Festival brings Bing home for the holidays

Bing Crosby, Rosemary Clooney, Danny Kaye and Vera Ellen in “White Christmas.”

The Bing Crosby Holiday Film Festival is an annual daylong event celebrating the crooner’s music and films at his namesake Spokane theater. Below is the lineup of three classic Crosby-starring films that will screen on Saturday.

10:30 a.m. and 7:30 p.m., “White Christmas” (1954) – Perhaps Crosby’s most famous film, this holiday favorite opens and closes the mini festival. A quasi-remake of 1942’s “Holiday Inn,” Crosby and funnyman Danny Kaye play a song and dance duo who team up with two vaudeville sisters to save a failing Vermont ski resort. Directed by Michael Curtiz (“Casablanca,” “Yankee Doodle Dandy”) and featuring such classic songs as “Sisters,” “Count Your Blessings (Instead of Sheep)” and the bestselling title tune.

1 p.m., “The Bells of St. Mary’s” (1945) – A sequel to “Going My Way,” Crosby reprises his Academy Award-winning role as Father Chuck O’Malley, who is sent to assess the viability of a crumbling parish run by Sister Ingrid Bergman. Crosby became the first actor to receive two Oscar nominations for playing the same character in multiple films.

4 p.m., “Birth of the Blues” (1941) – A clarinetist (Crosby) and a trumpet player (Brian Donlevy) in the same New Orleans jazz outfit both fall in love with the group’s new vocalist, played by Broadway legend Mary Martin.
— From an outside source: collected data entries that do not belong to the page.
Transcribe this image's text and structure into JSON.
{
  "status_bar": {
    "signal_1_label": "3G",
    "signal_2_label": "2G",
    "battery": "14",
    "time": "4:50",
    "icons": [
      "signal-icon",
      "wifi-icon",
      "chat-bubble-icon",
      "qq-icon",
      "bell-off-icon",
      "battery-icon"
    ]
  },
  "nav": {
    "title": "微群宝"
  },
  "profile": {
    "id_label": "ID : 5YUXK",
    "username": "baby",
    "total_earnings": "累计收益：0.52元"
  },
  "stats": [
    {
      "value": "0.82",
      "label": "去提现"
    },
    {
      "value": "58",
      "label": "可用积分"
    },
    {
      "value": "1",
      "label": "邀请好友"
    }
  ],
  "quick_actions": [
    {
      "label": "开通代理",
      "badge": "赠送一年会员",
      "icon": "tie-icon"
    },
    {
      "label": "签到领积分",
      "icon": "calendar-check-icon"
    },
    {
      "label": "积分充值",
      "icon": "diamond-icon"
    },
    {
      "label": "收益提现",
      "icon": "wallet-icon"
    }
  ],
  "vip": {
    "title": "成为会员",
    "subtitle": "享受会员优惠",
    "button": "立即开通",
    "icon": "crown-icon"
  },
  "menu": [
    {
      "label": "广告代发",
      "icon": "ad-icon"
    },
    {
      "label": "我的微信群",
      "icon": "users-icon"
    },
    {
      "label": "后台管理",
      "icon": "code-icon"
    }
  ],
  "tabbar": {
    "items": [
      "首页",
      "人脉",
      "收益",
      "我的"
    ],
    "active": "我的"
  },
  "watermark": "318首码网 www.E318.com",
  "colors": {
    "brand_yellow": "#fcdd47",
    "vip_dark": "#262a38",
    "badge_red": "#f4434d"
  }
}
One of the final features directed by concert violinist-turned- journeyman filmmaker Victor Schertzinger.

Following the screening of “Birth of the Blues,” local jazz ensemble Hot Club of Spokane will perform some of the best standards of the Crosby era, including “White Christmas,” and other well-known songs most famously performed by Mildred Bailey and Al Rinker.